Es gehört zum Erwachsenwerden, dass man versteht, dass es neben dem, was man gerne tut, auch Dinge gibt, die man tun muss. Du stellst dich da quer - und leidest nur selbst darunter. Du bist noch nicht mal konsequent. Wärest du konsequent, würdest du nicht arbeiten, müsstest dann aber zurecht auf vieles verzichten, was im Leben Spaß macht. Stattdessen arbeitest du, bist aber ständig frustriert.

Wie man sich dann einer Therapie so verschließen kann, ist mir ein Rätsel.

Therapeut:innen sind übrigens auch nicht dazu da, dir zu sagen, was du hören willst. Der Satz, jeder müsse arbeiten, ist doch im Kern richtig. Vor ein paar Jahrzehnten haben Frauen dafür gekämpft, dass sie es dürfen...

Aus meiner bescheidenen Sicht steckt da noch erheblich mehr dahinter als nur Unlust zu arbeiten. Das wirst du aber alleine nicht rausfinden.

Es hat aber auch jede*r das Recht, unglücklich zu bleiben.
 
Zuletzt bearbeitet:
Du hast in Deinem Eingangspost geschrieben, dass Du Dir keine andere Arbeit suchen magst oder kannst, weil Du irgendwie "gelähmt" bist.

Was ist das denn für eine Lähmung? Könntest Du nicht versuchen, ganz kleine Schritte zu machen? Vielleicht mal erst vorsichtig Stellenanzeigen anschauen? Mal zu einer Arbeitsberatung gehen?
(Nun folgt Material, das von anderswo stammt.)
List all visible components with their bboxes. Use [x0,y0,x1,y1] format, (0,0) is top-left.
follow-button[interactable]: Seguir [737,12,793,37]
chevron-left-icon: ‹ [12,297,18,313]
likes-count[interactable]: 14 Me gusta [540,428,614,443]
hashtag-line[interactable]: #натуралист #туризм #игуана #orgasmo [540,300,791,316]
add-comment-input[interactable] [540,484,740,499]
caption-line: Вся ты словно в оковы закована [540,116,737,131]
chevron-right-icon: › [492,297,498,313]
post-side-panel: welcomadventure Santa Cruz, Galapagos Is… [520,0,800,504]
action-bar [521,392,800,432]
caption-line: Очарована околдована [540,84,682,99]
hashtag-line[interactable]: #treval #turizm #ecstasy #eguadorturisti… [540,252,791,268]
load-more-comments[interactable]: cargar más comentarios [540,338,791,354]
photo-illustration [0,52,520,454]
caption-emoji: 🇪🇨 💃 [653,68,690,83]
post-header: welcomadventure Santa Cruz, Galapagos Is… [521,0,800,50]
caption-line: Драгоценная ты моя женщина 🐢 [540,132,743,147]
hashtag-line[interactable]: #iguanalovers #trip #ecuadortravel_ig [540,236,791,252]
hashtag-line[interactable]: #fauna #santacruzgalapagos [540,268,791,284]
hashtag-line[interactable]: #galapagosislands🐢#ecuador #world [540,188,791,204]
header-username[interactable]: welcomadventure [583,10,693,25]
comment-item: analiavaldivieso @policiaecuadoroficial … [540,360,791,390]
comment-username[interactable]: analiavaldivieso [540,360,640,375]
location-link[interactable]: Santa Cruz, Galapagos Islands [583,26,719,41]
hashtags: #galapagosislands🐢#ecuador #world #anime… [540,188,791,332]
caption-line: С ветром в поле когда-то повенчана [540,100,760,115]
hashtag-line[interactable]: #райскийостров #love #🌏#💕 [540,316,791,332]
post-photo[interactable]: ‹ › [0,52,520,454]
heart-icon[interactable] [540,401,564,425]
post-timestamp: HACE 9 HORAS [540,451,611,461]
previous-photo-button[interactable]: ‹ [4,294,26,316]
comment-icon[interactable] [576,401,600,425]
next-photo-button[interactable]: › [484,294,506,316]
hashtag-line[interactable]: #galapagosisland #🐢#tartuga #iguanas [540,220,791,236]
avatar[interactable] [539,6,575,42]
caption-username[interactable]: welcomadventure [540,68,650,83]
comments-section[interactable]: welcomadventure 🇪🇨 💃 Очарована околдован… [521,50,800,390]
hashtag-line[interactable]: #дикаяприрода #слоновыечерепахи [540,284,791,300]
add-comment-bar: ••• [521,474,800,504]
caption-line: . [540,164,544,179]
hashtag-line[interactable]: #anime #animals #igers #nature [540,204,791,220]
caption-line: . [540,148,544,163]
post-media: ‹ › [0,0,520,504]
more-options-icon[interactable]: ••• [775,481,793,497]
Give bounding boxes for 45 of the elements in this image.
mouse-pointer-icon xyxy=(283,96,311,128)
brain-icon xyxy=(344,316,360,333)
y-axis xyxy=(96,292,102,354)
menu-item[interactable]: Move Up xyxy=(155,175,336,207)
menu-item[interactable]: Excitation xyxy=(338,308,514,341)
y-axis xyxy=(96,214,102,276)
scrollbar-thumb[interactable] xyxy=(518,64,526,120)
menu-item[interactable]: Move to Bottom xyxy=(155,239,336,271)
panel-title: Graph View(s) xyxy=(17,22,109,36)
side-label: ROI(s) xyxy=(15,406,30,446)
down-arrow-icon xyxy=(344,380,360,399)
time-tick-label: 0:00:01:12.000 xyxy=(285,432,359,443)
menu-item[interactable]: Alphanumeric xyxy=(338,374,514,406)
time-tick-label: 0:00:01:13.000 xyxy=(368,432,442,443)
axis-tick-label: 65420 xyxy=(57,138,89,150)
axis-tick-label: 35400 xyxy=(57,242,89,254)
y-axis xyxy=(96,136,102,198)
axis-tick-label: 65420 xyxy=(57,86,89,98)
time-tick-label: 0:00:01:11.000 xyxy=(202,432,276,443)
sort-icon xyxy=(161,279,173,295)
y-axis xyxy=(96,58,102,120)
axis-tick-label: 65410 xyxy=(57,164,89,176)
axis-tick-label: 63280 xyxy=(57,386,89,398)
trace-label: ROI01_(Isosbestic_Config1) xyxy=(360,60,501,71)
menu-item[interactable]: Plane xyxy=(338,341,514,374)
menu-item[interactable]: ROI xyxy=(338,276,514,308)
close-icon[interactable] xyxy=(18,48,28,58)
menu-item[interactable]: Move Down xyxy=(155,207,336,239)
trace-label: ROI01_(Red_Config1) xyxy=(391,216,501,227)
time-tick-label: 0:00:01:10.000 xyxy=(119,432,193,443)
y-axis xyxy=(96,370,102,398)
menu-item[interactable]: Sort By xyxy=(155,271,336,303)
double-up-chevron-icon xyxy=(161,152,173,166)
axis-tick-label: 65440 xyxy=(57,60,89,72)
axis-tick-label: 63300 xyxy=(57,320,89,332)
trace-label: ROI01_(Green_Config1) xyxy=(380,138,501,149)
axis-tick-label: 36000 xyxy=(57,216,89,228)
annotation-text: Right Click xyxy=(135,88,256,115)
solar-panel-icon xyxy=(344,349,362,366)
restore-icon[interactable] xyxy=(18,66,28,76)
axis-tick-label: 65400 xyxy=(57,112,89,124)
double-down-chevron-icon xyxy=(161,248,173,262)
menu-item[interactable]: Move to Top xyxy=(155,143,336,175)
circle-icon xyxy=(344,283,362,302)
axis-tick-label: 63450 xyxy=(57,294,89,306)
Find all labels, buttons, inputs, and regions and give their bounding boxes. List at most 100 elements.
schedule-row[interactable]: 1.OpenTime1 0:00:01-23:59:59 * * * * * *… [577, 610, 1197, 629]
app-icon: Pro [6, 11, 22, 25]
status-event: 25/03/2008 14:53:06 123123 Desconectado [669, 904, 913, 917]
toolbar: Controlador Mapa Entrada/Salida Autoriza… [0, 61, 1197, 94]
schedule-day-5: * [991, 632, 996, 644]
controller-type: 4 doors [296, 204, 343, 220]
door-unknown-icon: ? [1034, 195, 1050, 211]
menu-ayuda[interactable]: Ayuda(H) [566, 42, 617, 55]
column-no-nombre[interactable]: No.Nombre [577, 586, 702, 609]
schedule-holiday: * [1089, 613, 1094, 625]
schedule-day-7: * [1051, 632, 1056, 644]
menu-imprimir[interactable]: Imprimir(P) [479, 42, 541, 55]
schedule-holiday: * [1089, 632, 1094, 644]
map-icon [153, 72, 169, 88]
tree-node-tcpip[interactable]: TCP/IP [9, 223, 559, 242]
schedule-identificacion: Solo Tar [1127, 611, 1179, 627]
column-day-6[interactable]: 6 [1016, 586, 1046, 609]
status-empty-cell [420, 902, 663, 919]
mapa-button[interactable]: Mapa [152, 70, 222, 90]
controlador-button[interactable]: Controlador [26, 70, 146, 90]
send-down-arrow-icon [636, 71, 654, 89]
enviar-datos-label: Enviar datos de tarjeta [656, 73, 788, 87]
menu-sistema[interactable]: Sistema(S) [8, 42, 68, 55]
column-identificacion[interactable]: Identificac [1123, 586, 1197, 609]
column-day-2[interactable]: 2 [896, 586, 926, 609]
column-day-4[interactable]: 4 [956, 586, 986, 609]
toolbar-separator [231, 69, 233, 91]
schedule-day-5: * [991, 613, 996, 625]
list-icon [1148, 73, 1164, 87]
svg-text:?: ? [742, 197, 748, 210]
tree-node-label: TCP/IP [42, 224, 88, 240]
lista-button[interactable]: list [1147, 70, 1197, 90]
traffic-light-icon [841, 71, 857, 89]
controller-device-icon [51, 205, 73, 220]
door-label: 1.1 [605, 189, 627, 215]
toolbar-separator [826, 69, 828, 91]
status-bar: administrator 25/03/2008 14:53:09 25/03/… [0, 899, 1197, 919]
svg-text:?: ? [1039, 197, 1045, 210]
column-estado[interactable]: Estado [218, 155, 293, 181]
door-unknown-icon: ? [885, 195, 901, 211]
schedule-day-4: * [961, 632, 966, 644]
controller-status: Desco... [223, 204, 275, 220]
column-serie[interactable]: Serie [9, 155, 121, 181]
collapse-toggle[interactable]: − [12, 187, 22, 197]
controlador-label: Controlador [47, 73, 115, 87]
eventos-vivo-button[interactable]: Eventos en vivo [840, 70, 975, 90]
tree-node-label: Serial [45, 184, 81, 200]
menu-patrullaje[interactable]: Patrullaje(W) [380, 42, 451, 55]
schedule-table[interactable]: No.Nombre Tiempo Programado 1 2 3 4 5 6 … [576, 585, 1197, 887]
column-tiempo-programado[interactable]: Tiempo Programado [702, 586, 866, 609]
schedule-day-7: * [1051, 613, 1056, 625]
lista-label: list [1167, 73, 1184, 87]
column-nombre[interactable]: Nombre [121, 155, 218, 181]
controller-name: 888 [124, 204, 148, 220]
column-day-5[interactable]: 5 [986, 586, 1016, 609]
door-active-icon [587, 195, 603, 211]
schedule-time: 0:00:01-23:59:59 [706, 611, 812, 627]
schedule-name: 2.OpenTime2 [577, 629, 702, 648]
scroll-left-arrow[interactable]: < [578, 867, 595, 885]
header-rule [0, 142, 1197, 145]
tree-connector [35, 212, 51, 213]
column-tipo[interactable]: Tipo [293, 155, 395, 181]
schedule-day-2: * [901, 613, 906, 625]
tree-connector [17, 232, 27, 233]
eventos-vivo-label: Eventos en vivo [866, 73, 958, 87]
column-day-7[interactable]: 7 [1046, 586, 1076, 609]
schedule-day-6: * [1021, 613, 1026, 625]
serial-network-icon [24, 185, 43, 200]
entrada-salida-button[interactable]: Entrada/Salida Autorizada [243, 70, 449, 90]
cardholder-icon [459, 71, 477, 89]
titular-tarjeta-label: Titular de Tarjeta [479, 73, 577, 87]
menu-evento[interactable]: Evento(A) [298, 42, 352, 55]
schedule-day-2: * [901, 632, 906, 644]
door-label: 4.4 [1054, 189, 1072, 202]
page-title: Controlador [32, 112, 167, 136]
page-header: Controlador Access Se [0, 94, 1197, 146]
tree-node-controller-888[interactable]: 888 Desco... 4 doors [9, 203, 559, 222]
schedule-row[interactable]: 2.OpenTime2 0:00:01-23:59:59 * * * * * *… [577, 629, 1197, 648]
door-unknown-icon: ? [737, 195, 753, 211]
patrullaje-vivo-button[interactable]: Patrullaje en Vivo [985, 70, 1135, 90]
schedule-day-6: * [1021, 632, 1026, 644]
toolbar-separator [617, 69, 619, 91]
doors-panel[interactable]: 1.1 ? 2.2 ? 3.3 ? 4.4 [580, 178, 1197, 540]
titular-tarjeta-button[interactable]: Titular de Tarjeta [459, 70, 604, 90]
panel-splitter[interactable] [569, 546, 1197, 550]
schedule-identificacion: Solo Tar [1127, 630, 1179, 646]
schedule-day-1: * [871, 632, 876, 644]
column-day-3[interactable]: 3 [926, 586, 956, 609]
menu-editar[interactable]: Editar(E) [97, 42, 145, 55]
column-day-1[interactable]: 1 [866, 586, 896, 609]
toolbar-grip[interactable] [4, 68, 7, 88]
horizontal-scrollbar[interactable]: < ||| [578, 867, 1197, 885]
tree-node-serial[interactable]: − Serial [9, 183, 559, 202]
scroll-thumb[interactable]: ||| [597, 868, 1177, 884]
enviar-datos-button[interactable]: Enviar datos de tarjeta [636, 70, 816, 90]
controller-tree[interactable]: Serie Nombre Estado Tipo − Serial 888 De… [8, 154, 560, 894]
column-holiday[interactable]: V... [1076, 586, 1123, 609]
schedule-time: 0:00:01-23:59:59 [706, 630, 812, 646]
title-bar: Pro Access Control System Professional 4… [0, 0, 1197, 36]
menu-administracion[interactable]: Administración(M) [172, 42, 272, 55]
Was würdest Du denn mit Deiner Zeit anfangen, wenn Du gar nicht mehr arbeiten müsstest? Meinst Du, das würde Dich glücklich machen?

Ich habe da so meine Zweifel. Ich konnte eine ganze Zeitlang in meinem Leben aus gesundheitlichen Gründen nicht arbeiten. Das war kein Spaß. Menschen brauchen das Gefühl, etwas Produktives zu machen, ein Rädchen im Getriebe zu sein.

Ganz bestimmt gibt es auch irgendwo für Dich einen Arbeitsplatz, an dem Du Dich wohlfühlst.
Du musst ihn nur finden. Aber wenn man nicht sucht, kann man auch nichts finden.